My dog walking steps looked minuscule compared to his. I think this is because my dog “walks” can be classified as more of a sniff and stroll than a hard-core power strut. But still I didn’t want to live in a world where I was getting that thoroughly bested.

This meant a full-scale competition. Now, I’m walking a lot which has given me more time to think about assorted random nonsense.

My latest walk had me going deep on something called a “smart toaster.” Apparently, it’s a top 10 Christmas gift. No joke, this toaster is a brainiac. I don’t know about you but I prefer at least one kitchen appliance to have a lower IQ than me.

The highlights of this very expensive toaster is that it “browns bread in a fraction of the time of regular toasters” and you can select the “exact shade and level of crispness.”

Question of the day.  What kind of diabolical time crunch do you have to be in that you need a faster toaster?

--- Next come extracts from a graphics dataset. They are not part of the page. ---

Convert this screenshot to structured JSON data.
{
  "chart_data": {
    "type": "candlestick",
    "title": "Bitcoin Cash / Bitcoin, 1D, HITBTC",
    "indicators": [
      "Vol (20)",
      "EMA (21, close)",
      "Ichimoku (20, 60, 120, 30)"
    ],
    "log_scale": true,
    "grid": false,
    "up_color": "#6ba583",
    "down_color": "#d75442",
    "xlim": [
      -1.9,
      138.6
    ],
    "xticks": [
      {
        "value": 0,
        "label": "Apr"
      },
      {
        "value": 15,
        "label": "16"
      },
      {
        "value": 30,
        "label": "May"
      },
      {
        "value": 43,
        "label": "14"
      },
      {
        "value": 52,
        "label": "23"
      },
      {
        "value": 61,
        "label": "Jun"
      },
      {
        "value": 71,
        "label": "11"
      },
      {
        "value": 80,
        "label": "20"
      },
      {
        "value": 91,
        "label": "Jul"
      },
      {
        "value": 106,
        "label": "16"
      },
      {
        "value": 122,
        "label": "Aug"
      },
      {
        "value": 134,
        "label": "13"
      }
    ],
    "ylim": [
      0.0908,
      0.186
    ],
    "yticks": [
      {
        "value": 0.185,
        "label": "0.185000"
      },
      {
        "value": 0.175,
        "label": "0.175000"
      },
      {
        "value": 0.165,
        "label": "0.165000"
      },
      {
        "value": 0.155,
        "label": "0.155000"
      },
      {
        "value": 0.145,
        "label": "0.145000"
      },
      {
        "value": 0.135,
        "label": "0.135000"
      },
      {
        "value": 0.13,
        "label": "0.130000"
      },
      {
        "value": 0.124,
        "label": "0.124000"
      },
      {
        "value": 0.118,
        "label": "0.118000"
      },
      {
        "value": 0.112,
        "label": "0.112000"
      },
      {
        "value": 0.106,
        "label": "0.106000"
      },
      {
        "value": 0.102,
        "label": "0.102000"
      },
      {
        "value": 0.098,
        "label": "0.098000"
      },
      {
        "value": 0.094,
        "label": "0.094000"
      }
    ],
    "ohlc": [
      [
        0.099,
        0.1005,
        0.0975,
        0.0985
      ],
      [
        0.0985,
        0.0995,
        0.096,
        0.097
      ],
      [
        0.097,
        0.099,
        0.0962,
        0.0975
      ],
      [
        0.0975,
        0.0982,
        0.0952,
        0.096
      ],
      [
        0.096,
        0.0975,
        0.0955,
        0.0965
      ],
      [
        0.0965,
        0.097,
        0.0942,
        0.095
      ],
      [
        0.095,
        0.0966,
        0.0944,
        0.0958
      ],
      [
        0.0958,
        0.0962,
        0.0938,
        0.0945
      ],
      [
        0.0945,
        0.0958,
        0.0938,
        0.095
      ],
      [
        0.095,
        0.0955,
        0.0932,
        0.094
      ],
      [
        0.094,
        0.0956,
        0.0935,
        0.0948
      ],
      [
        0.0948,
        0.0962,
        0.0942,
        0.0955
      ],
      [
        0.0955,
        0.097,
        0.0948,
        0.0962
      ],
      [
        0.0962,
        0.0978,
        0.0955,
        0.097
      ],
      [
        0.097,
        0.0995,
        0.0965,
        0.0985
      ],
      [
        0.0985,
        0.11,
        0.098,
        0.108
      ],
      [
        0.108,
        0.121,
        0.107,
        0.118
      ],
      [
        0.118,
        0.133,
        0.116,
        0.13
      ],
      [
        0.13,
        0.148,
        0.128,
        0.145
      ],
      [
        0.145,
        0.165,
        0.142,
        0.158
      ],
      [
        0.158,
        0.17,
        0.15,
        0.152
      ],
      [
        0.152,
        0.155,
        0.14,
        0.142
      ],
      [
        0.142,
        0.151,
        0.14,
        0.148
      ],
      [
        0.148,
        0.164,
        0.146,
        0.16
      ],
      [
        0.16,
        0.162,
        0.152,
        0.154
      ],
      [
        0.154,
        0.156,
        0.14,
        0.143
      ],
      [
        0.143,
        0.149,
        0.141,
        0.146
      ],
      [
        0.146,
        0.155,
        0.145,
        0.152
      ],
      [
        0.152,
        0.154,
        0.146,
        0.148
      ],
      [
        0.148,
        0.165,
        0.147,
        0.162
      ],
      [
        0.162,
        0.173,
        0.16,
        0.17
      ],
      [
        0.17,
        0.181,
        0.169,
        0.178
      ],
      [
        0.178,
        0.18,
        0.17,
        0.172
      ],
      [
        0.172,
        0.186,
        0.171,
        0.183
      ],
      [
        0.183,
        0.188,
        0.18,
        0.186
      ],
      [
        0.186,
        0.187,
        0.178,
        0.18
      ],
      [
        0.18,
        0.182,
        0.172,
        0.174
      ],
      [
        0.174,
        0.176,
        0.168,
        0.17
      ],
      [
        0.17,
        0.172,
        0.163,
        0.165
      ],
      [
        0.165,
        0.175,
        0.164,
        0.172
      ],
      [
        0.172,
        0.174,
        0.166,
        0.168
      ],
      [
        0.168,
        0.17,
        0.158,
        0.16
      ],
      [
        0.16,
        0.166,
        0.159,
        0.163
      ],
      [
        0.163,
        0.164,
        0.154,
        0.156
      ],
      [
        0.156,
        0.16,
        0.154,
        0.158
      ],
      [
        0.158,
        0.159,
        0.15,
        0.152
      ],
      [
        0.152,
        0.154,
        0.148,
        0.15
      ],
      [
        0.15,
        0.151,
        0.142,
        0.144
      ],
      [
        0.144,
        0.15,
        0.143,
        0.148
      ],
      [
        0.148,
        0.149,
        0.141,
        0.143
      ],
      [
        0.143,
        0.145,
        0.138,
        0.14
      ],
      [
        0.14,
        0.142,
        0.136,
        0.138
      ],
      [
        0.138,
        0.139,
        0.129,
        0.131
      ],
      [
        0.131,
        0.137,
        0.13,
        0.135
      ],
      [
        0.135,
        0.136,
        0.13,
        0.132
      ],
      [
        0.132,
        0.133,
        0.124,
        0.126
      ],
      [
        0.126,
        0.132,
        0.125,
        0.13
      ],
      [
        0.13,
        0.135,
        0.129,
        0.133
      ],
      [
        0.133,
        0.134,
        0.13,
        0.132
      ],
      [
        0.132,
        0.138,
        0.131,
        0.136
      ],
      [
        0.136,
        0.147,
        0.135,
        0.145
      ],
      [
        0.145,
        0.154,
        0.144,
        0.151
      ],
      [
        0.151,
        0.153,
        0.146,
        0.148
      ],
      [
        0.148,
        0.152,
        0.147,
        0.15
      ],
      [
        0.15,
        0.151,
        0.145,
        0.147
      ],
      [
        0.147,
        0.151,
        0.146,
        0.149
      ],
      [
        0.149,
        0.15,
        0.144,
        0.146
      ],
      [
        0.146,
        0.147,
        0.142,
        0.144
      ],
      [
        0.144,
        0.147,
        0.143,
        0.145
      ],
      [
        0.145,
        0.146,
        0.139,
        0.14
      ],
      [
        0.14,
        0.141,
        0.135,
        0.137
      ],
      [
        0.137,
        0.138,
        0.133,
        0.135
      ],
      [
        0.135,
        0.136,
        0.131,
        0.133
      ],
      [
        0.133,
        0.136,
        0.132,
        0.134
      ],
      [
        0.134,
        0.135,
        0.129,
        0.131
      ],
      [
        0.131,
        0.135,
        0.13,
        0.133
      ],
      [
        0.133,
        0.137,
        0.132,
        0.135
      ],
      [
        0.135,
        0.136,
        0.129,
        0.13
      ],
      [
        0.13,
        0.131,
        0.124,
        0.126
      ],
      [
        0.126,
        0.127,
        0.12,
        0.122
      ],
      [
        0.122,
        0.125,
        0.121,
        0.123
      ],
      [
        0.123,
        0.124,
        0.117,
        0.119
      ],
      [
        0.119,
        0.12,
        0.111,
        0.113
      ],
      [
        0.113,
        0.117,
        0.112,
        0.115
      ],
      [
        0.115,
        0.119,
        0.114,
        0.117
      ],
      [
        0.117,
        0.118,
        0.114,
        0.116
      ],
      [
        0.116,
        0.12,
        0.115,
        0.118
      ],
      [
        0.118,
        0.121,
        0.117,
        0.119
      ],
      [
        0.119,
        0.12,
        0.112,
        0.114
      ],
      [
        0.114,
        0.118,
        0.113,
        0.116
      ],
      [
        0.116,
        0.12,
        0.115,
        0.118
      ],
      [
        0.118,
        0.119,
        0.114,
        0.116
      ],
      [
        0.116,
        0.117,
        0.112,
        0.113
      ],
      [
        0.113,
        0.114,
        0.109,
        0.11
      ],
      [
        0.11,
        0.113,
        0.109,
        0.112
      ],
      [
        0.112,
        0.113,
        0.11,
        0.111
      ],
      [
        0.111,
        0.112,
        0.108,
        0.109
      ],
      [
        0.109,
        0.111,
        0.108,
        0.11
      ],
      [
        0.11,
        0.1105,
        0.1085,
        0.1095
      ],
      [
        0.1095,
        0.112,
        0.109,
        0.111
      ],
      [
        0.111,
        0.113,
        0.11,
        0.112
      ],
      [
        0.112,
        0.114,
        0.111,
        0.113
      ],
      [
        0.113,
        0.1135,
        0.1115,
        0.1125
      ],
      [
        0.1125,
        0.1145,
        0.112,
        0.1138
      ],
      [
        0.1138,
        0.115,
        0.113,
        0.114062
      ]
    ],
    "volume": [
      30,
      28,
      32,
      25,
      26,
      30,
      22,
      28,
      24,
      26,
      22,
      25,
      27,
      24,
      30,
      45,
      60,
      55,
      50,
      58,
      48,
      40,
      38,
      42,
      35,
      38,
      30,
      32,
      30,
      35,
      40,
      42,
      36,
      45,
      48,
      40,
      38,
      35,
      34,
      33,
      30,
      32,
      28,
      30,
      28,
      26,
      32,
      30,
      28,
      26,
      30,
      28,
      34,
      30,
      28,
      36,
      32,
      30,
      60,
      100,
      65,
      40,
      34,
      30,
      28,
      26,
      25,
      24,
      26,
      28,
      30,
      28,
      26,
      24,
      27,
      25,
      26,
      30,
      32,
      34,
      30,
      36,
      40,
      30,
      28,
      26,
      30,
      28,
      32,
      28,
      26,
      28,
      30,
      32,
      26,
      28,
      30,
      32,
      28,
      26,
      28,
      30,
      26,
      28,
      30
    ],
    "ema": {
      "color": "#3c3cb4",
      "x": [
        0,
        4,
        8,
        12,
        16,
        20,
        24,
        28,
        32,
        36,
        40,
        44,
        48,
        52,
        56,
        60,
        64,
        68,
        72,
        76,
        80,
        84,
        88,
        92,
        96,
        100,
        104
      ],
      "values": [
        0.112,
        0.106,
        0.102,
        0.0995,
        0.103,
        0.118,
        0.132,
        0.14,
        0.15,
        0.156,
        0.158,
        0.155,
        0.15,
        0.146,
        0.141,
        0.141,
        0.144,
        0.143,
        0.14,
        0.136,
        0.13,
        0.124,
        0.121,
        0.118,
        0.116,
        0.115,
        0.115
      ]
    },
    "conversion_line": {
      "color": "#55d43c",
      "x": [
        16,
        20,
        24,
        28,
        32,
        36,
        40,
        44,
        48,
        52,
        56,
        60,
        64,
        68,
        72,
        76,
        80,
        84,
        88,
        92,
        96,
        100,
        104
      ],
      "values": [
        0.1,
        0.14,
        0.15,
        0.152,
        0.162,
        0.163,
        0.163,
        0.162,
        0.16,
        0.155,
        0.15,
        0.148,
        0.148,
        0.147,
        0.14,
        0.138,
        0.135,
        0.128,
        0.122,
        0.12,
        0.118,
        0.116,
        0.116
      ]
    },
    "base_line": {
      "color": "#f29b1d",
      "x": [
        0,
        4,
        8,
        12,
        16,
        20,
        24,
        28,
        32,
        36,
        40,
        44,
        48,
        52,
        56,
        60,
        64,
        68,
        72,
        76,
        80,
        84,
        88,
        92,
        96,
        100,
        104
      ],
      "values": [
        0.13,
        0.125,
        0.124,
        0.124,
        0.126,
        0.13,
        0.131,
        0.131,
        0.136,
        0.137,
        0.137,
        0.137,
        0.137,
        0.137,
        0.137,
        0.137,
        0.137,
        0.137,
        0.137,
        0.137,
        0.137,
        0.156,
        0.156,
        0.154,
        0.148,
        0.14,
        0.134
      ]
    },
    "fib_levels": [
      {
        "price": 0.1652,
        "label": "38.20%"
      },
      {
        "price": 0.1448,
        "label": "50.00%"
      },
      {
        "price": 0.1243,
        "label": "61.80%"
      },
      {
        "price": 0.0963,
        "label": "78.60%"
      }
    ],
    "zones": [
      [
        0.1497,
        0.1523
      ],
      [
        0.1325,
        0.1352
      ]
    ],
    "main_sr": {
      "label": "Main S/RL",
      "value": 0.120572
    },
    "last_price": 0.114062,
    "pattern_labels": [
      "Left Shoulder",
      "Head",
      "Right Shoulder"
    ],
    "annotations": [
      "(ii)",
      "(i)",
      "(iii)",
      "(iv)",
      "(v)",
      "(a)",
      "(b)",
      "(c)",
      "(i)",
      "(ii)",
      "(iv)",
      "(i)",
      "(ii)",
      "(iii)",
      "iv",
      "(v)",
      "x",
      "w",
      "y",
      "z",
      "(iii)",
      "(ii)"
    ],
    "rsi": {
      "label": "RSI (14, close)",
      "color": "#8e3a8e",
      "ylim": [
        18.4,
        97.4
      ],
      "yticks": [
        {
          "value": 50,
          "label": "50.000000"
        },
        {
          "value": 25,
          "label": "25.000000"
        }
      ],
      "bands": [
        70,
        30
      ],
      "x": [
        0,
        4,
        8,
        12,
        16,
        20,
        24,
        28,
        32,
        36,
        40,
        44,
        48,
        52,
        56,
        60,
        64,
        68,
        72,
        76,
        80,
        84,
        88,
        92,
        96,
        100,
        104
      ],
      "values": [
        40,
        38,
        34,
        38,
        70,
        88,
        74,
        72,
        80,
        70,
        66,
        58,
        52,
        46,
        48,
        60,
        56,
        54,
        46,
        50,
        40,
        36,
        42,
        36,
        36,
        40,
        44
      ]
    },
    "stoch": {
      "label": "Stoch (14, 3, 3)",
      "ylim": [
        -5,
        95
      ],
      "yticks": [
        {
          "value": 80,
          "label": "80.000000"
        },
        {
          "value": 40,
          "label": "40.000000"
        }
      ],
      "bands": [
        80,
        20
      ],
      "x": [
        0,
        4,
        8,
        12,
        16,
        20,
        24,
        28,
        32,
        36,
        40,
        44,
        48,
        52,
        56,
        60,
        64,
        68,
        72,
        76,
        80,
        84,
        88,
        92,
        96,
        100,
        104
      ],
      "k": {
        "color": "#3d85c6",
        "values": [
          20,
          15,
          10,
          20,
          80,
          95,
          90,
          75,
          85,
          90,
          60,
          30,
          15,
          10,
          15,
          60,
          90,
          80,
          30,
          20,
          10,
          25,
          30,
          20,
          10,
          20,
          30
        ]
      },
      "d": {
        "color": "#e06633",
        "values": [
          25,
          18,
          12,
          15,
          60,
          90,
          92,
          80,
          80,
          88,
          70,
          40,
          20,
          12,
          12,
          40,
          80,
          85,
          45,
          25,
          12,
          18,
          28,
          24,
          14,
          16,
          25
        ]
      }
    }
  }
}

As for getting all wrapped up in the crispiness of your toast – I’m thinking it could be a sign that your life has entered the dark realm of an extreme toasting obsession.

As I walked and walked, I also couldn’t stop pondering food competitions. I’ve been watching a bevy of cooking shows from HGTV’s “Holiday Baking Championship” to Netflix’s “Sugar Rush Christmas” and I have found common denominators besides carbohydrates and sucrose.

A lot of the programs feature the same competitors. Is there some sort of elite baking league where people earn a living just by working the circuit of TV cooking competitions?

Sadly, the bakers that suffer defeat in one show also seem to brutally lose in their next TV competition. At what point do they say, “Our sugar cookie dough just isn’t good enough” and hang up their aprons?

Also, when will every TV baking competitor learn that if you use an extract for flavoring you will lose. It’s the kiss of death.

Judges yearn for the opportunity to say, while making a face of extreme disappointment, “I can taste the extract and it’s really delivering an artificial flavor profile.”

By the time I was up to 12,000 steps I was seriously thinking of starting an online baking class called “How not to lose a TV baking competition.”

The first lesson would, of course, be no extracts. Class number two would be no bread pudding – ever – because you don’t have time and the third knowledge bomb would be to add cream cheese to your American buttercream frosting otherwise the judges will think it’s too sweet.

Do I wish my brain would focus on more intellectual concerns? Yes, please.

But in my defense I believe this whole smart toaster phenomenon is an unclassified mental health emergency. So, perhaps I’m now an amateur diagnostician of emerging maladies.